Both Deutsche Bank and HMRC are struggling to find a way to unravel data from legacy systems to allow integration with newly created big data systems based on Hadoop technology.
Zhiwei Jiang, global head of accounting and finance IT at Deutsche Bank, was speaking this week at a Cloudera roundtable discussion on big data. He said that the bank has embarked on a project to analyse large amounts of unstructured data, but is yet to understand how to make the Hadoop system work with legacy IBM mainframes and Oracle databases.
"We have been working with Cloudera since the beginning of last year, where for the next two years I am on a mission to collect as much data as possible into a data reservoir," said Jiang.
Deutsche Bank is collecting data from the front end (trading data), the middle (operations data) and the back end (finance data). However, Jiang was keen to highlight the challenges faced by a traditional banking IT system.

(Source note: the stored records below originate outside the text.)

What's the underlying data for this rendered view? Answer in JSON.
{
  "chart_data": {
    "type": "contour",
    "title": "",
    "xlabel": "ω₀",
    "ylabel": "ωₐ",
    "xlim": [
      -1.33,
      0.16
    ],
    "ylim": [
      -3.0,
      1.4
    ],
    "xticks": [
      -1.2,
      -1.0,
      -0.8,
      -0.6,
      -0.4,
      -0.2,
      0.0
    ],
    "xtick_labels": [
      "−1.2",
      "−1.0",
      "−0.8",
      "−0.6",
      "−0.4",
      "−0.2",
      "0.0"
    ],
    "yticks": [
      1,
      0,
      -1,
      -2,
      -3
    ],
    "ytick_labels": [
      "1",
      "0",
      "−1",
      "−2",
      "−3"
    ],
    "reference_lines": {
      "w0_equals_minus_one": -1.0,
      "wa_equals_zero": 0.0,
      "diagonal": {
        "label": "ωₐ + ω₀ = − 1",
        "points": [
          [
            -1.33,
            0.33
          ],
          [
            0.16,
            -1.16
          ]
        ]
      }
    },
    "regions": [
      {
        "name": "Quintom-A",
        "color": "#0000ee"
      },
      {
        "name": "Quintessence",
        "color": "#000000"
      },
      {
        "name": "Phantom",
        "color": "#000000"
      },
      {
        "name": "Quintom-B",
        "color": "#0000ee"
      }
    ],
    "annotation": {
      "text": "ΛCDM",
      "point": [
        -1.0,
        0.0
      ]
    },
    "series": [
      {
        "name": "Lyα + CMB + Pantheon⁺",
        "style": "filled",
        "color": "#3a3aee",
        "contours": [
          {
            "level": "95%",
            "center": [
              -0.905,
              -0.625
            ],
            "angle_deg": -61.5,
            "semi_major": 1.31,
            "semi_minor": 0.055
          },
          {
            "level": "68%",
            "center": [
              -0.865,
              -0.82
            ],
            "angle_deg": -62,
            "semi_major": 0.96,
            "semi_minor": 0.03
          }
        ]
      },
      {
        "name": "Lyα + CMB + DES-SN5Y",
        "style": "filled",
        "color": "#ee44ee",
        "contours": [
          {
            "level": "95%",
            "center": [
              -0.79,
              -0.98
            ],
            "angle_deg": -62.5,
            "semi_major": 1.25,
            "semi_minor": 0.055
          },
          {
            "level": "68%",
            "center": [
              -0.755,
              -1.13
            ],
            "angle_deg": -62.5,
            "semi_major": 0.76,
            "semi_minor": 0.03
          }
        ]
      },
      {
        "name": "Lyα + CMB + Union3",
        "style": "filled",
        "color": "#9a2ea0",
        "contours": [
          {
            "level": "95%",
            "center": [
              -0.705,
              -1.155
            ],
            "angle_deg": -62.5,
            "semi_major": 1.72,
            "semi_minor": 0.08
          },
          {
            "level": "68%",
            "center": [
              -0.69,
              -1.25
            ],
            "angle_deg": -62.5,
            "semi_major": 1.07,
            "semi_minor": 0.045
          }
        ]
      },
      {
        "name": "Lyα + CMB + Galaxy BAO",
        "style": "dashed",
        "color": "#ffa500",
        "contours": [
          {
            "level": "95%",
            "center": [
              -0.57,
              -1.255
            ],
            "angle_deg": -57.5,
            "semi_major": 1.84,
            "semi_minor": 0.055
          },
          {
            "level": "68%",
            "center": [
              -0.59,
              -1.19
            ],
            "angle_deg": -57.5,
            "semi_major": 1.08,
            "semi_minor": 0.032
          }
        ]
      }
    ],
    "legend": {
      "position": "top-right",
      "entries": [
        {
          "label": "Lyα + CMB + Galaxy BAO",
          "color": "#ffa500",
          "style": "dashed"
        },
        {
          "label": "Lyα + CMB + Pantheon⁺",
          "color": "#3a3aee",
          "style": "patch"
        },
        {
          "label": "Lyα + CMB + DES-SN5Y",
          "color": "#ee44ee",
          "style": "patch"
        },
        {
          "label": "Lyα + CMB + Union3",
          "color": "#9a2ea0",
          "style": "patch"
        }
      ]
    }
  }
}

"At the end of the day we still have a huge installation of IBM mainframes and hundreds of millions of pounds of investment with Oracle. What do we do with that? We have 46 data warehouses, which all have terabytes and petabytes of storage, where there is 90 percent overlap of data. What do we do with that?" he said.
"Nobody has the skills to unravel the old technology. I've dedicated my career to making this Cloudera project work, but if it doesn't work I'll probably be out of a job."

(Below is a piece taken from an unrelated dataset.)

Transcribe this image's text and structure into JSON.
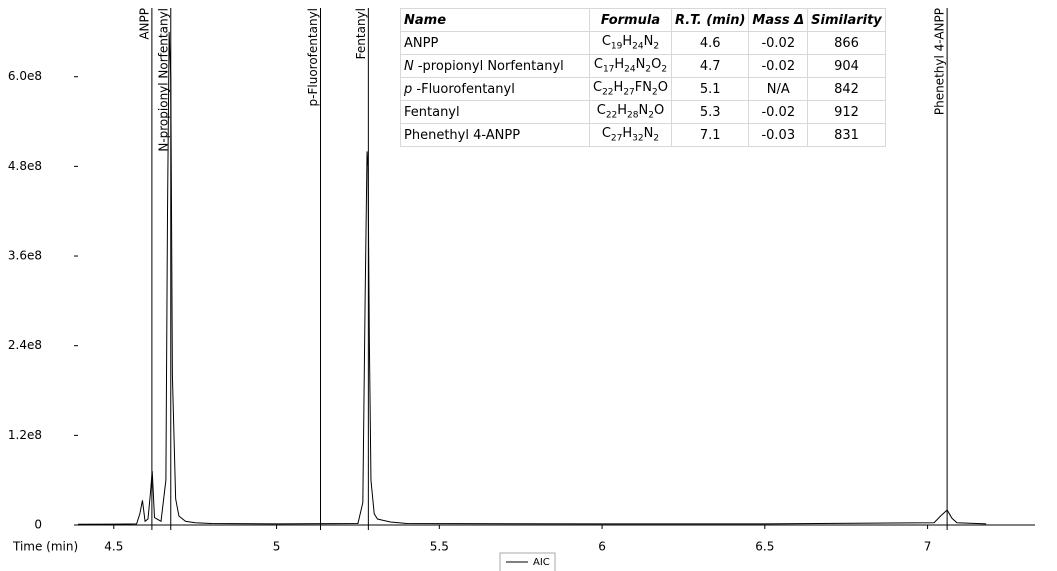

He added: "It's very hard to unravel all these data warehouses that have been built over the last 20 to thirty years. We need to extract the data out, streamline it, build the traceability and lineage - it's very expensive to do."
Richard Brown, BIM GSL programme leader at Capgemini, also at the event, said that he was aware of similar difficulties facing HM Revenue and Customs, where the government department is looking to use big data to fight tax avoidance and detect fraud. Capgemini is the lead on HMRC's ASPIRE IT services contract, which cover's a significant amount of the department's IT operations.

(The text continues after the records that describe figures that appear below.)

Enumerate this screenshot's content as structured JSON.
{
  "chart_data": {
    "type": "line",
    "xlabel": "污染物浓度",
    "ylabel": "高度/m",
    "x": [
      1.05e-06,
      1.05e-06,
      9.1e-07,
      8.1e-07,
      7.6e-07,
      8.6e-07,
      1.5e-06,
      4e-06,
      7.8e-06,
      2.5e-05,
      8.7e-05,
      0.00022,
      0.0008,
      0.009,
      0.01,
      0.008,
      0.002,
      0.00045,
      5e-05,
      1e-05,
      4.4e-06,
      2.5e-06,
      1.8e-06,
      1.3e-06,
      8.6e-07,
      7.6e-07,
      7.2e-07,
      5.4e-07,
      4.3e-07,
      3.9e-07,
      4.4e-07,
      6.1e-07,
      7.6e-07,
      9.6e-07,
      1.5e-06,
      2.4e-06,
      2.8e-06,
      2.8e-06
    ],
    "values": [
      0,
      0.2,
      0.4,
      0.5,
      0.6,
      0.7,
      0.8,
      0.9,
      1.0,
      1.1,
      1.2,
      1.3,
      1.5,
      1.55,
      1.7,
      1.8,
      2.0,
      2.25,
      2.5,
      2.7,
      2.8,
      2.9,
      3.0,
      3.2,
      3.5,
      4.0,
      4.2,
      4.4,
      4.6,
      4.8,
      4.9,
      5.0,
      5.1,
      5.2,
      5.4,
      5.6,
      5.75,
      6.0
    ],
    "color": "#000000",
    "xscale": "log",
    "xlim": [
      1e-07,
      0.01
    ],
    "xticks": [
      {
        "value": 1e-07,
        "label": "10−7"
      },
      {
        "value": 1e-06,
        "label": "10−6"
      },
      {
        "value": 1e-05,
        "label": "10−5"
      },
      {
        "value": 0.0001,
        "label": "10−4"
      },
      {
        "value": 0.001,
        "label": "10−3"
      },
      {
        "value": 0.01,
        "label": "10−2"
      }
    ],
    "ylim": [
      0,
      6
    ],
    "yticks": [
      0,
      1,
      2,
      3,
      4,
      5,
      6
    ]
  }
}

"The problem isn't solved at HMRC. The analytics at the moment is running on the older technology. I think in most instances we are seeing companies sitting the Hadoop technology alongside existing systems," said Brown.
"With a new environment organisations can explore some new subject areas that they haven't looked at before. People haven't really got to the next phase of understanding how to migrate the old environments across."
He added: "Virtually all of the Hadoop installations we are seeing are organisations with new business problems, or new opportunities they have identified - using new datasets they can play with. That challenge is linking it back into the existing information sets."
Jiang also went on to say that he isn't even sure what Deutsche Bank is looking for from the data it is collecting, but he is sure that it will provide important insight.
"I think if the underlying data is relational and you do traditional business intelligence, you know what you are looking for. If your underlying data store is big, unstructured, raw data, you will be able to find something that you don't know what you are looking for," said Jiang.
"It will provide a high level of pure intelligence."
However, he is sure that once Deutsche Bank's system begin undertaking intelligent big data analytics, much of the other data processing will become less significant.
"If you take every little bit of data in, it will give you something that you didn't know you were looking for. That's what I'm interested in. I would argue that with any bank 80 percent of the computing is a waste of time," he said.
"If you think about what is being processed, what they are actually doing is just moving data around. With that the data gets worse and worse as you go, and then lots of subsequent people are hired in India to try and improve data quality."
He added: "But, if you have a correct way of looking at data from a data point of view, these efforts become completely meaningless and time wasting."